Common Interview Questions:

How is Textract different from generic OCR (e.g., Tesseract)?

Textract is structure-aware: it returns key-value pairs, table cells, layout regions, and signatures alongside raw text — not just words and bounding boxes. That removes most of the post-processing logic you'd otherwise build on top of plain OCR.

When should you use Queries instead of Forms extraction?

Use Forms when the document has labeled fields and you want every key/value pair. Use Queries when you want specific facts ("What is the policy number?", "Who is the borrower?") regardless of where they appear in the document — fewer API calls than parsing the whole forms response.

How do you process a multi-page PDF efficiently?

Use the async API: StartDocumentAnalysis with the PDF in S3, then poll GetDocumentAnalysis (or subscribe to the SNS completion topic). Sync APIs only handle single-page documents.

How do you combine Textract with Bedrock for RAG?

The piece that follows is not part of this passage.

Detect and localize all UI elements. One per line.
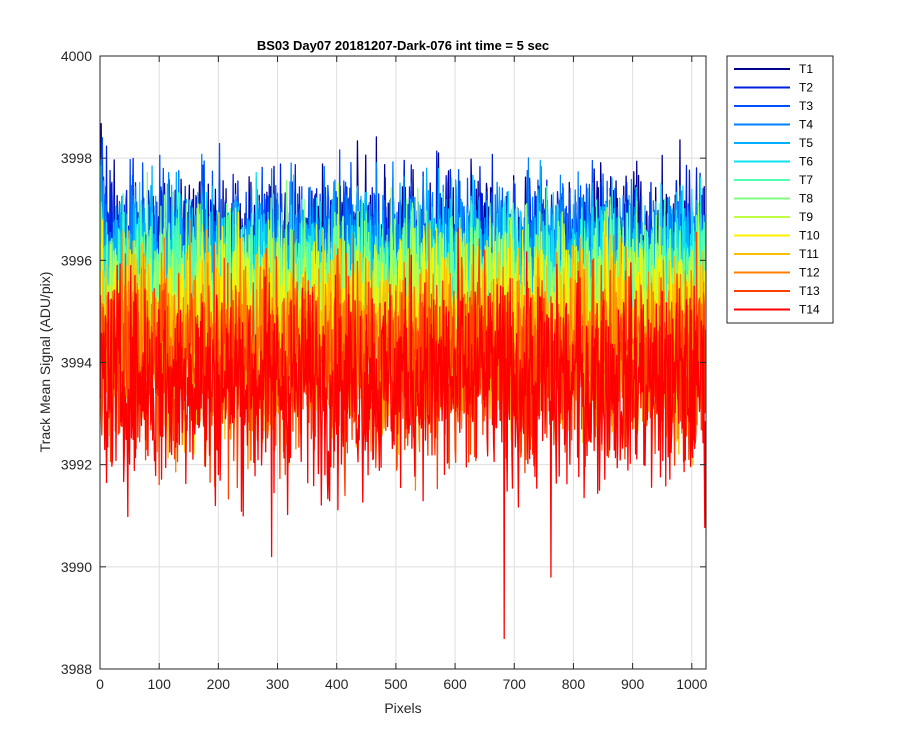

Use Textract (or its built-in Bedrock Knowledge Base parser integration) to convert scanned PDFs into structured text with layout. Chunk by Layout blocks (paragraphs, headers), embed with Titan or Cohere embeddings, store in OpenSearch/Aurora pgvector, and serve via Bedrock Knowledge Bases.

What's the difference between AnalyzeExpense and parsing an invoice with Forms+Tables?

AnalyzeExpense returns semantic fields the model already understands (vendor, total, due date, line items) without you mapping arbitrary keys. Forms+Tables returns generic key-value pairs you'd then have to normalize. AnalyzeExpense is the fast path for receipts and invoices.

How do you keep costs predictable on document backlogs?

Sample first to verify which features are actually needed (often DetectDocumentText alone suffices), enable only required FeatureTypes, batch-process in async, and consider preprocessing (downsizing scans, removing blank pages) before submission.

Textract pairs naturally with Bedrock: use Textract to convert documents into structured text, then hand the output to a foundation model for reasoning, summarization, or question answering.